JAMC's classic noise-pop sound--heavy distortion wrapped around surprisingly tender hooks--has had a massive influence on today's indie scene: you're a fan even if you don't know it. The comprehensive new "B-Sides and Rarities" is a rock document that begs to be pored over.
In addition to being one of the U.K.'s most influential alternative rock bands, The Jesus And Mary Chain were also among the most prolific. Along with their five landmark Blanco y Negro albums (all recently remastered and reissued by Rhino), the band produced a steady stream of inspired non-LP material, now compiled in one sonically walloping 4-CD boxed set, Rhino/Warner's THE POWER OF NEGATIVE THINKING: B-SIDES & RARITIES. Presenting 80 chronologically ordered tracks, the box writes a parallel history of The Jesus And Mary Chain, covering every phase of the group's history from their 1984 debut single for Creation Records ("Upside Down" b/w "Vegetable Man") to their final Sub Pop releases in 1998.
The project was produced in cooperation with JAMC founders Jim and William Reid. Packaged in a 63 x 103 gatefold shell, the new four-disc set includes fresh interviews with the Reid brothers, rare photos and an 183 x 243 double-sided poster featuring a hand-drawn "family tree" tracing JAMC's evolving lineups on one side and artwork from many of the band's singles on the other.
B-SIDES & RARITIES builds on the 1988 compilation Barbed Wire Kisses, which was comprised of 20 obscure tracks; all but one of those recordings is included on the new box, which also features hard-to-find cuts from their post 1988 output and eight never-before-heard sides.
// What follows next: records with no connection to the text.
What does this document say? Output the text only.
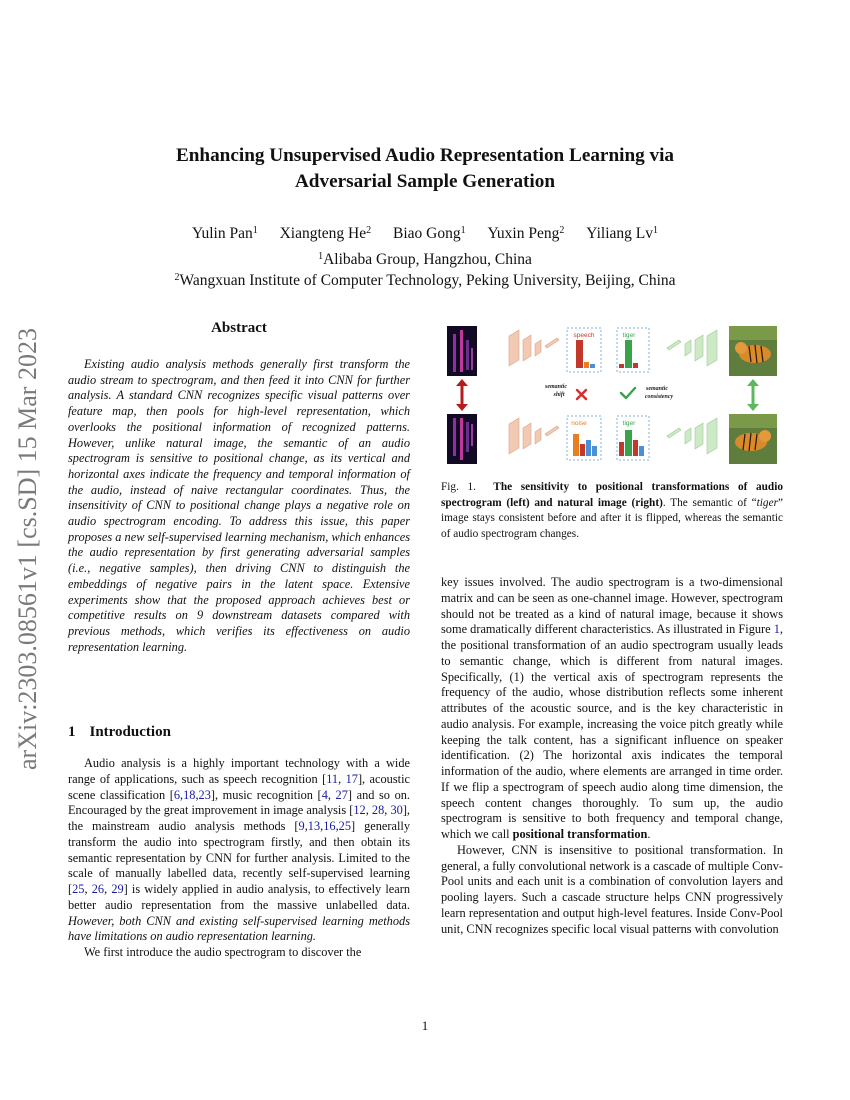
arXiv:2303.08561v1 [cs.SD] 15 Mar 2023
Enhancing Unsupervised Audio Representation Learning via
Adversarial Sample Generation
Yulin Pan$^1$ Xiangteng He$^2$ Biao Gong$^1$ Yuxin Peng$^2$ Yiliang Lv$^1$
$^1$Alibaba Group, Hangzhou, China
$^2$Wangxuan Institute of Computer Technology, Peking University, Beijing, China
Abstract
Existing audio analysis methods generally first transform the audio stream to spectrogram, and then feed it into CNN for further analysis. A standard CNN recognizes specific visual patterns over feature map, then pools for high-level representation, which overlooks the positional information of recognized patterns. However, unlike natural image, the semantic of an audio spectrogram is sensitive to positional change, as its vertical and horizontal axes indicate the frequency and temporal information of the audio, instead of naive rectangular coordinates. Thus, the insensitivity of CNN to positional change plays a negative role on audio spectrogram encoding. To address this issue, this paper proposes a new self-supervised learning mechanism, which enhances the audio representation by first generating adversarial samples (i.e., negative samples), then driving CNN to distinguish the embeddings of negative pairs in the latent space. Extensive experiments show that the proposed approach achieves best or competitive results on 9 downstream datasets compared with previous methods, which verifies its effectiveness on audio representation learning.
1 Introduction

Audio analysis is a highly important technology with a wide range of applications, such as speech recognition [11, 17], acoustic scene classification [6,18,23], music recognition [4, 27] and so on. Encouraged by the great improvement in image analysis [12, 28, 30], the mainstream audio analysis methods [9,13,16,25] generally transform the audio into spectrogram firstly, and then obtain its semantic representation by CNN for further analysis. Limited to the scale of manually labelled data, recently self-supervised learning [25, 26, 29] is widely applied in audio analysis, to effectively learn better audio representation from the massive unlabelled data. However, both CNN and existing self-supervised learning methods have limitations on audio representation learning.

We first introduce the audio spectrogram to discover the

speech
noise
semantic
shift
tiger
tiger
semantic
consistency
Fig. 1. The sensitivity to positional transformations of audio spectrogram (left) and natural image (right). The semantic of “tiger” image stays consistent before and after it is flipped, whereas the semantic of audio spectrogram changes.

key issues involved. The audio spectrogram is a two-dimensional matrix and can be seen as one-channel image. However, spectrogram should not be treated as a kind of natural image, because it shows some dramatically different characteristics. As illustrated in Figure 1, the positional transformation of an audio spectrogram usually leads to semantic change, which is different from natural images. Specifically, (1) the vertical axis of spectrogram represents the frequency of the audio, whose distribution reflects some inherent attributes of the acoustic source, and is the key characteristic in audio analysis. For example, increasing the voice pitch greatly while keeping the talk content, has a significant influence on speaker identification. (2) The horizontal axis indicates the temporal information of the audio, where elements are arranged in time order. If we flip a spectrogram of speech audio along time dimension, the speech content changes thoroughly. To sum up, the audio spectrogram is sensitive to both frequency and temporal change, which we call positional transformation.

However, CNN is insensitive to positional transformation. In general, a fully convolutional network is a cascade of multiple Conv-Pool units and each unit is a combination of convolution layers and pooling layers. Such a cascade structure helps CNN progressively learn representation and output high-level features. Inside Conv-Pool unit, CNN recognizes specific local visual patterns with convolution

1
This massive noise-pop bounty blends non-album tracks revealing some of the band's most fascinating work, including demo and acoustic versions of well-known favorites, oddball covers, revelatory Reid originals and more.
The box opens with the discovery "Up Too High," a Darklands-esque song Jim and William committed to cassette in 1983. Other previously unreleased recordings include an alternate version of "Never Understand," demos of "My Little Underground" and "The Living End" and the unheard song "Walk And Crawl" (all circa Psychocandy), as well as a trio of Stoned And Dethroned-era recordings: an alternate take of "Coast To Coast," a demo of "Dirty Water" and the lost song "Till I Found You."
The Jesus And Mary Chain remain one of the most important U.K. bands of the last quarter century. Formed in East Kilbride, Scotland in 1983, the group created a new intersection of noise and pop, draping curtains of guitar feedback over melodies worthy of The Ronettes or The Beach Boys. In listing JAMC's 1985 debut Psychocandy among its "500 Greatest Albums Of All Time," Rolling Stone called the work, "a decadent alt-rock masterpiece of bubblegum pop...drowned in feedback." With brothers Jim and William Reid as its, JAMC went on to influence countless alt-rockers to come. After disbanding in 1998, JAMC re-emerged at 2007's Coachella Music & Arts Festival. They subsequently embarked on a world tour, and a new album is in the works.